Após 40 anos, índios do AM retomam cerimônia proibida por religiosos

Ecoturismo & Sustentabilidade

Ritual serve para batizar crianças recém-nascidas. Chás alucinógenos e ervas estimulantes são usados na festa.

Um ritual proibido por religiosos foi retomado depois de 40 anos pelos índios tuyukas, que vivem no noroeste do Amazonas, uma das regiões mais remotas e belas do Brasil. A cerimônia, que tem chás alucinógenos, ervas estimulantes, benzeduras e invocação de espíritos da floresta, serve para batizar as novas crianças que nascem na aldeia.

A proibição dos missionários católicos que evangelizaram os índios no século passado. “Toda a coisa do índio, danças, vestimentas, a própria língua, era considerada como uma influência satânica”, explica Higino Tenório, líder do povo tuyuka. Com a modernização da igreja, o misticismo indígena deixou de ser pecado, e a cultura começa a ser resgatada.

Os tuyukas são um dos vinte e três povos da Cabeça do Cachorro, no noroeste do estado do Amazonas, a região de maior diversidade étnica do Brasil. Partindo da cidade de São Gabriel da Cachoeira, no alto Rio Negro, são três dias e meio de lancha, e 364 curvas no interminável ziquezague do Rio Tiquié até a aldeia Tuyuka de São Pedro, na fronteira com a Colômbia.

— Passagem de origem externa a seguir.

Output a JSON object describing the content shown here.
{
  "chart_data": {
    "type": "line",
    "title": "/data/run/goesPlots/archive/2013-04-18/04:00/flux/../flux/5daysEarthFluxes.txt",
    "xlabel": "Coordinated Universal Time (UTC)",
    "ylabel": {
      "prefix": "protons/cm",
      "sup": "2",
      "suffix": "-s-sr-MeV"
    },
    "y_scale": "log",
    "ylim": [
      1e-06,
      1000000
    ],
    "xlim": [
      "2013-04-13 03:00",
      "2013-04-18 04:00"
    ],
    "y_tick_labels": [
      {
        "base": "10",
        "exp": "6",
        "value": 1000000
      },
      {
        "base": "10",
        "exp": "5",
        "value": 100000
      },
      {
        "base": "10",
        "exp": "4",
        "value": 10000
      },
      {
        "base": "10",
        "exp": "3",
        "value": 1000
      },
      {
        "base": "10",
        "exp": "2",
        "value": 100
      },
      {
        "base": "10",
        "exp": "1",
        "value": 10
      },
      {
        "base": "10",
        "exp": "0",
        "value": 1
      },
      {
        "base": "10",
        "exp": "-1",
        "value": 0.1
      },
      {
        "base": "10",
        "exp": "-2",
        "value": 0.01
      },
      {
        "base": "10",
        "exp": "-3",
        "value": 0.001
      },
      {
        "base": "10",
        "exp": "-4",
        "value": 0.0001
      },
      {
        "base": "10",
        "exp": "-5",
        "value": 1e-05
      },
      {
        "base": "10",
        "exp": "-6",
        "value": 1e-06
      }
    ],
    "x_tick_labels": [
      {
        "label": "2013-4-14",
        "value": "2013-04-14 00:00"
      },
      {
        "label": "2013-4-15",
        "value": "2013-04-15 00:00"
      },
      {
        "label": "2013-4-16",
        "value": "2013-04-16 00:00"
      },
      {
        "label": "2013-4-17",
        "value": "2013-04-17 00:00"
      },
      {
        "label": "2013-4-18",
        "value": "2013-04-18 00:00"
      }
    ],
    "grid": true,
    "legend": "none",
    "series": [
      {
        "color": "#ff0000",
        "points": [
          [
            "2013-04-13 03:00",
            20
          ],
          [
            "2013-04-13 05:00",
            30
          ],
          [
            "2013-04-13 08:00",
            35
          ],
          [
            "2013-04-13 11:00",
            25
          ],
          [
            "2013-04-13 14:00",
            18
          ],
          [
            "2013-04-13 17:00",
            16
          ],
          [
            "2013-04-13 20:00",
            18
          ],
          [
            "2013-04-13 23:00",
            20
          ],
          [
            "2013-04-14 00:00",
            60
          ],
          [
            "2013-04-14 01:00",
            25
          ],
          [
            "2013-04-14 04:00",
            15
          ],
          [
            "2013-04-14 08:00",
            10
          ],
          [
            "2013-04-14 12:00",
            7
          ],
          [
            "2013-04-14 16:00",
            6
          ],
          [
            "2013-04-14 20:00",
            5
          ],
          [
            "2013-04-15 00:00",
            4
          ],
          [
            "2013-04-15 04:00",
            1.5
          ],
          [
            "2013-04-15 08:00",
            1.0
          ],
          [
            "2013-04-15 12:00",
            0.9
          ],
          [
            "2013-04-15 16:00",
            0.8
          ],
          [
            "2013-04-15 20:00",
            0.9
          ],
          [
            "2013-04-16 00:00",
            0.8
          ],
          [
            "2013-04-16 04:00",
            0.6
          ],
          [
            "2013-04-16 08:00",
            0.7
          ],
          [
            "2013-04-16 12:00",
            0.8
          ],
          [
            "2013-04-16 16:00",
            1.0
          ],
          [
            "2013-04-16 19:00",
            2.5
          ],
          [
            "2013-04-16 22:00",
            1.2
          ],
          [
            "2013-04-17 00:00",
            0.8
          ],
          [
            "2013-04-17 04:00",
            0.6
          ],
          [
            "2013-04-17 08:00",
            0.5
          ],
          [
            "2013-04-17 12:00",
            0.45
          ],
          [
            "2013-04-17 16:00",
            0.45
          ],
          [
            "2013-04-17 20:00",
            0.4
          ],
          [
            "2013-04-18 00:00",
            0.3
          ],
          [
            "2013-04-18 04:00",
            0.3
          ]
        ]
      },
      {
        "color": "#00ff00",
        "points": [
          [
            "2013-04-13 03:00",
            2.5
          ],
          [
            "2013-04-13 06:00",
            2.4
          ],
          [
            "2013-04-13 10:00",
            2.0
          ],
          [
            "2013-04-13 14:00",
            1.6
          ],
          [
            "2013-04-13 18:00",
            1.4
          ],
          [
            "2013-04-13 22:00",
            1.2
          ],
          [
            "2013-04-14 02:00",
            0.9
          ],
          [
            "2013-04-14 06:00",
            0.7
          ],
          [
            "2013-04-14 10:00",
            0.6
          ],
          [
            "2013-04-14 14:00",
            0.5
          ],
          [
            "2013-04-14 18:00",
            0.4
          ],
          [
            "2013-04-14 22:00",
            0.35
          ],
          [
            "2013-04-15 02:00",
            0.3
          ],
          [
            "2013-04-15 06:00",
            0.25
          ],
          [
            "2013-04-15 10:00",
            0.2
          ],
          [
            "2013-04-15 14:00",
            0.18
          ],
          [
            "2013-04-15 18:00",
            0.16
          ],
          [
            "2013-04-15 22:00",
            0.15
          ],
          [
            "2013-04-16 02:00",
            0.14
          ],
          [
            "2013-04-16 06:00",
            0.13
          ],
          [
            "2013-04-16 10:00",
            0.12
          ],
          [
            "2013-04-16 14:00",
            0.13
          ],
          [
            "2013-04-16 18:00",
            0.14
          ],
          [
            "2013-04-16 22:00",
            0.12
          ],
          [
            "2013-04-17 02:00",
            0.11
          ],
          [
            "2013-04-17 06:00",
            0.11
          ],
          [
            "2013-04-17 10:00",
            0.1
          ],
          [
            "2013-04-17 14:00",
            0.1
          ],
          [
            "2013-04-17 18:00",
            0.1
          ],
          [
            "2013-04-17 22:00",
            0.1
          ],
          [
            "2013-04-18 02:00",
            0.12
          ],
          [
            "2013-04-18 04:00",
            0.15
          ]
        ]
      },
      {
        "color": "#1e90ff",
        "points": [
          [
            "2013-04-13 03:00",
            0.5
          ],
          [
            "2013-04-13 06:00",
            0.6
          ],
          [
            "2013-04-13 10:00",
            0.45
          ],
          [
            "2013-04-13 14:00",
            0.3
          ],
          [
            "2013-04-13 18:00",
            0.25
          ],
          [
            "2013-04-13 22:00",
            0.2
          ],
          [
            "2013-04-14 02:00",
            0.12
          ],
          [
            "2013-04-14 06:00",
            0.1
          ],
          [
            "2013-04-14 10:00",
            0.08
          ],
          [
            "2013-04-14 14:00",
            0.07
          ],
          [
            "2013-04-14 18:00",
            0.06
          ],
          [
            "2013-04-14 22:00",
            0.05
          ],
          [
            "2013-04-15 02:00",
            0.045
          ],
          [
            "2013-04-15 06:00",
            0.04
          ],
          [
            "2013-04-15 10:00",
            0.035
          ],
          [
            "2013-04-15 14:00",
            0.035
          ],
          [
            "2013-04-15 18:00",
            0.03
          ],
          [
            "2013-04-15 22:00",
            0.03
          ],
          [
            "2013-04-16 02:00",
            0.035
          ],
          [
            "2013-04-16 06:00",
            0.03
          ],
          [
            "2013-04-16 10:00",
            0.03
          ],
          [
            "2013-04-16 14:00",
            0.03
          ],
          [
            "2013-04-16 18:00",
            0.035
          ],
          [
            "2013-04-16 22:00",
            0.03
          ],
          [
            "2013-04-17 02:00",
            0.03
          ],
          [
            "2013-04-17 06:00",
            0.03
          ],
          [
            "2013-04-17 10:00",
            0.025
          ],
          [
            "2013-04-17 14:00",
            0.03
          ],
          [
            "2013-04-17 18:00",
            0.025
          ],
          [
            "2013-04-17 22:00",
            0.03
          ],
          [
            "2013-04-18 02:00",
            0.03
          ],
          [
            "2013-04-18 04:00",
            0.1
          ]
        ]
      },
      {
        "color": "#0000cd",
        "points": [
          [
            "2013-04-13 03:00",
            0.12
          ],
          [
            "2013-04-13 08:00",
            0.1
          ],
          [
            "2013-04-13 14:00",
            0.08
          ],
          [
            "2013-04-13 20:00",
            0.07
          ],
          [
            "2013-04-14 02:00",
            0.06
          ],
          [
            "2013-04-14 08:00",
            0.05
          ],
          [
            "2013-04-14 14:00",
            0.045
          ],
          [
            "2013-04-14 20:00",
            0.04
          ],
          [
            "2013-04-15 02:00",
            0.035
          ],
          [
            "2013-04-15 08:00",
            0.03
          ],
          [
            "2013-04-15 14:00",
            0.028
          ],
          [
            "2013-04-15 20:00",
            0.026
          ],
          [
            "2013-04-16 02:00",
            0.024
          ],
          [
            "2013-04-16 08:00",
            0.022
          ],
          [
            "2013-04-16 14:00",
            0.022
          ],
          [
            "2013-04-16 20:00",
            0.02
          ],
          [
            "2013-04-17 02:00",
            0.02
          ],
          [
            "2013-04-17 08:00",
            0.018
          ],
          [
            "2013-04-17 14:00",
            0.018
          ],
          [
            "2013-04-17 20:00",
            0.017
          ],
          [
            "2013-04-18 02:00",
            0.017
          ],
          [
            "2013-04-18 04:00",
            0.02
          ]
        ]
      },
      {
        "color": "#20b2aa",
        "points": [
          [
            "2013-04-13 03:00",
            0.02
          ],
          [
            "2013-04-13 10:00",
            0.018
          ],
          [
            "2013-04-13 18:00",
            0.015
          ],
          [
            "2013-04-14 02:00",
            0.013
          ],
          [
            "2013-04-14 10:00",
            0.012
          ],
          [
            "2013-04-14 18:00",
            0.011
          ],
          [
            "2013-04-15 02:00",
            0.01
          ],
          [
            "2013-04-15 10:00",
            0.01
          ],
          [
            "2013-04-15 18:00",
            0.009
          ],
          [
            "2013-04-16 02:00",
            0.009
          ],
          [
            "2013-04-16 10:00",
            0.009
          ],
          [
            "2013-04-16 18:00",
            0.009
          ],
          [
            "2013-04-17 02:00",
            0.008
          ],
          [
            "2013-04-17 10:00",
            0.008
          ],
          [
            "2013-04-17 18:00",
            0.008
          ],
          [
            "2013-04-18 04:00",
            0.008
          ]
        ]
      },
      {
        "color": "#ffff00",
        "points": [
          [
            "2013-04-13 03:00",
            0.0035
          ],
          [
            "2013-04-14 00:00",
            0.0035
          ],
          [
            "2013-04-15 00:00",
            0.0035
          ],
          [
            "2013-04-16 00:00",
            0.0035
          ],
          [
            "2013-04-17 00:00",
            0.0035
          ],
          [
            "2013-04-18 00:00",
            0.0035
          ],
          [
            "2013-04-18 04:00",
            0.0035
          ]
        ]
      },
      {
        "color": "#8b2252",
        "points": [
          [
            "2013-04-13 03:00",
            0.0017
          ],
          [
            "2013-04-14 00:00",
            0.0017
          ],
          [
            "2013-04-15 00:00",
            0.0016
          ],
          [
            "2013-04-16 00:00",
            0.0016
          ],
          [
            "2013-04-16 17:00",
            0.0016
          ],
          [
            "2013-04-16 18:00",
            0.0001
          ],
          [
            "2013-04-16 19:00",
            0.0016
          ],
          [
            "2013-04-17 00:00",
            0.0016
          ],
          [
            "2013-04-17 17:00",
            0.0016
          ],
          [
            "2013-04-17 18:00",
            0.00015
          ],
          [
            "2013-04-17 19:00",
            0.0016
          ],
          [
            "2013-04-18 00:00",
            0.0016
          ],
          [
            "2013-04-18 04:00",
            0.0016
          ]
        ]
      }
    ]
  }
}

Para chegar até lá, é necessário vencer cachoeiras: tudo tem que ser retirado da lancha e embarcado mais pra frente, em trecho mais calmo rio acima.

Mistura de ervas
Um bebê de apenas dez dias é o motivo da festança. O ritual chama-se “Yeriponá baseriwi”, que em tuyuka significa “ritual de dar o nome”. Há 40, quando deixou de ser realizada, era a festa mais importante e motivo mais do que suficiente para interromper a rotina da comunidade para dar as boas vindas a um novo membro da aldeia. O nome escolhido para o menino foi Buá. “é um tipo de flauta sagrada”, conta o pai do bebê, Geraldino Tenório.

Um dos ingredientes do ritual é o epadu, o nome indígena da folha de coca. Na aldeia, são cerca de quinhentos pés plantados e colhidos pelos próprios índios. “Branco que plantar isso vai preso, né? Porque ele não usa no ritual, né? Ele estraga a humanidade, né?”, questiona Higino Tenório.

As folhas de epadu são torradas e socadas no pilão. São juntadas a folhas de embaúba, que são queimadas até virar cinza. A mistura é batida, peneirada numa bolsa, que parece um coador de pano. O resultado é um pó mais fino, com propriedades energéticas e anestésicas.

Os índios consomem o pó aos punhados. A boca fica dormente e o sono vai embora – a ideia é justamente ficar acordado durante os dois dias da festa. “A gente vai lembrando o que esqueceu. A gente vai pensando até lembrar tudo. Reaviva a memória.”, conta o benzedor Raimundo Tenório.

É o epadu que abre caminho para a ação do carpi, um alucinógeno feito com a casca de cipó, macerado no pilão, misturado à agua fria, coado, e bebido pelos sábios da aldeia. Um chá amargo, indigesto. Mas, dizem os índios, capaz de revelar espíritos invisíveis. “A gente vê cobras, cobras tudo pintado. A gente vê os triângulos”, conta o índio tuyuka José Barreto Ramos. As visões são reproduzidas nas paredes da grande maloca e passadas também para o rosto e para o corpo.

Ninguém pode comer nada. Apenas epadu. E beber, só carpi e caxiri, a bebida fermentada de mandioca, com teor alcoolico semelhante ao da cerveja. E só pode ser consumido o que os pajés benzerem, inclusive o tabaco e o rapé.

Poderes dos animais
Uma espécie de ladainha com a narrativa do mito tuyuka da criação da humanidade é entoada de vez em quando. Uma a caixa sagrada de adornos é aberta, e dela saem colares de dentes de onça e flautas de osso de anta, adornos que são como prolongamentos do corpo dos índios. Eles servem para transferir poderes dos animais dos quais foram extraídos para quem os estiver usando. Os cantos falam sobre os animais, as plantas, as visões, os espíritos da floresta.

Durante o ritual, o bebê passa de colo em colo, por todas as mulheres da família, como maneira de dizer a ele que será cuidado e acarinhado pela comunidade inteira. Quem dá a benção final é a anciã da aldeia. Apesar de seu nome, Buá, não chorou. Durante os dois dias de seu longo batizado, apenas dormiu e mamou enquanto o povo celebrava sua chegada.